Gotta interrupt the Top 5's momentarily. I know. Its disappointing isn't it?
Many of you may remember this series. I was going to highlight great writing examples. I posted about one or two, then trailed off. Not because I forgot. Mainly because I couldn't find any good writing. Most of what I read these days makes the Showgirls script seem like To Kill A Mockingbird
Nowhere does that hold more true than with sportswriting. Anyone still willing to become a print journalist these days goes into news, commentary, or exposes college football recruiting violations for Yahoo Sports. The reporters who cover games? They're more concerned with finding the best buffets, scoring free rounds of golf, and preserving their access to coaches and players than with writing anything remotely interesting.
Take tonight's Monday Night Football game between the Giants and Vikings. It was...simply awful. I think it broke my DVR. ESPN 2's Tuesday night MAAC showdowns think this game was horrific. The Rice Owls play more exciting football than this crapitude. The normal sportswriter would probably pound out something like "the Giants' defense, which has allowed an unusually high amount of passing this season, frustrated Josh Freeman's Vikings debut."
Oh, sorry. I think I fell asleep just writing that.
These guys don't want to alienate players or coaches by saying negative things, so they mostly write a bunch of vanilla sentences as boring as a Microsoft FAQ page.
Not Steve Politi's story for the New Jersey Star-Ledger. Entitled "Giants-Vikings Is Better Off Forgotten-The Sooner The Better," for once a sportswriter has actually written something interesting about a game. And accurate. The first sentence follows the old reporting admonition to sum up the entire story in the first sentence: "I have witnessed the worst game in the history of professional football." That's pretty much the most precise description of anything I've ever read. The remainder pretty much goes from there. But really, when Peyton Hillis is a game's feature back, there's not much else you can do with that, is there? Conway, Arkansas, yall....

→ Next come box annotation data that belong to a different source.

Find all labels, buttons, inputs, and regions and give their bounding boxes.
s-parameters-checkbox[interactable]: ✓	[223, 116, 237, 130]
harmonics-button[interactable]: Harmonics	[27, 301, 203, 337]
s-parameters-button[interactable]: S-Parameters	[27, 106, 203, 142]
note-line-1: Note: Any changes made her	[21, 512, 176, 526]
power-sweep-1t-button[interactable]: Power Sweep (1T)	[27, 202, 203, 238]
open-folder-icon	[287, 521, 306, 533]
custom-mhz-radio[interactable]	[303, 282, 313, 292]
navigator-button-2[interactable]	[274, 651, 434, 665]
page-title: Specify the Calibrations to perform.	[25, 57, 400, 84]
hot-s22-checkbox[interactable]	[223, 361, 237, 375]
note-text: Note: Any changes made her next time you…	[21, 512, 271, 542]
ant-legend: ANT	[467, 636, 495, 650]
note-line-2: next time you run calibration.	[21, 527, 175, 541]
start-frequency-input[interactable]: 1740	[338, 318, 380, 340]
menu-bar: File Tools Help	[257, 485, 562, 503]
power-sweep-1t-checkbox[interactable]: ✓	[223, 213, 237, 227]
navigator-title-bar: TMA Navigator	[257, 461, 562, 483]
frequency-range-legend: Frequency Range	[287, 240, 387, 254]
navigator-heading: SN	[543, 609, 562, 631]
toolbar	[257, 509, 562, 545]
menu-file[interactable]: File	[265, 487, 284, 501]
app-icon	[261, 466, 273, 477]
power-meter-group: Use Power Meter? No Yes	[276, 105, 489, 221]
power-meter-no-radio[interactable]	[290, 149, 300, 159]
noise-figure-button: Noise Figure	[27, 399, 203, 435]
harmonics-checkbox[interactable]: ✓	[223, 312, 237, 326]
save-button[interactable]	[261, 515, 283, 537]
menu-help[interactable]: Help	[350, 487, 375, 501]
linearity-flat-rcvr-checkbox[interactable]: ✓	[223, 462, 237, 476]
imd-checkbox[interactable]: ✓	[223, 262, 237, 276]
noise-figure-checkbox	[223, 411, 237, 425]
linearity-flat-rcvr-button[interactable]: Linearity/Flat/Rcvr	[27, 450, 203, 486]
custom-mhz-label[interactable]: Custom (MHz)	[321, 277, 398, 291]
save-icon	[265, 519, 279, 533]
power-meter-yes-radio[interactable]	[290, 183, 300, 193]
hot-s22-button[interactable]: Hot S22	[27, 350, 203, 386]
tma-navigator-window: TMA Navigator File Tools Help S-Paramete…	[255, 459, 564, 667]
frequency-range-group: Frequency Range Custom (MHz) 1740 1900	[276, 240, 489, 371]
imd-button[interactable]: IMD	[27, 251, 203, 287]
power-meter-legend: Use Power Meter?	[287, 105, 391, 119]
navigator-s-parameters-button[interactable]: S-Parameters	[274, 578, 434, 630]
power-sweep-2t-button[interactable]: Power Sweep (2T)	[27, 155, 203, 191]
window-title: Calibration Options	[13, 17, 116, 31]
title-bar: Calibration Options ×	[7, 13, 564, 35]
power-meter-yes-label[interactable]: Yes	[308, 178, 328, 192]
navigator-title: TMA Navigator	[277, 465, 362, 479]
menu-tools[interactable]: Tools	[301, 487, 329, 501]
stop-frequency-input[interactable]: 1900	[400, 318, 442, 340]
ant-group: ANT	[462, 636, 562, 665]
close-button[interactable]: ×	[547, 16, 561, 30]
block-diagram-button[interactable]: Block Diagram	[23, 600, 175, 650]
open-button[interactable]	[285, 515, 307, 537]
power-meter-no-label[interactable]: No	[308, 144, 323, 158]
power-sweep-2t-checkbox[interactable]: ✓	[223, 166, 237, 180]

This story is what Howard Cosell would call "telling it like it is."
I don't want to spoil the rest so I'll just shut it down here. Go read the story!
We'll pick up the Top 5's soon. Very soon....

2 comments:
My mom who is 79 and bent in half question mark style, shuffles about and weighs 90lbs soaking wet….is a die hard football fan. She plays fantasy football with my son. She has football on essentially every time it's showing on any channel she gets. She knows most of the players in the league and all the gossip about them. Once an opinion is formed about a team or coach she will never change. She's the only other person on Earth who still refuses to watch the Cowboys over the Landry issue besides myself.
She called me this morning and I could hear in her voice she was pissed about something. She just wanted to ask if I made it through the game last night. I told her I gave up at half. She said "that was potentially the worst game I've ever seen. It was horrible on all counts" But I guess I'm glad Eli won.
So I called her tonight and read your blog to her. She said "I don't know this boy but he appears to be smart"
How flattering! Your mom sounds like good people.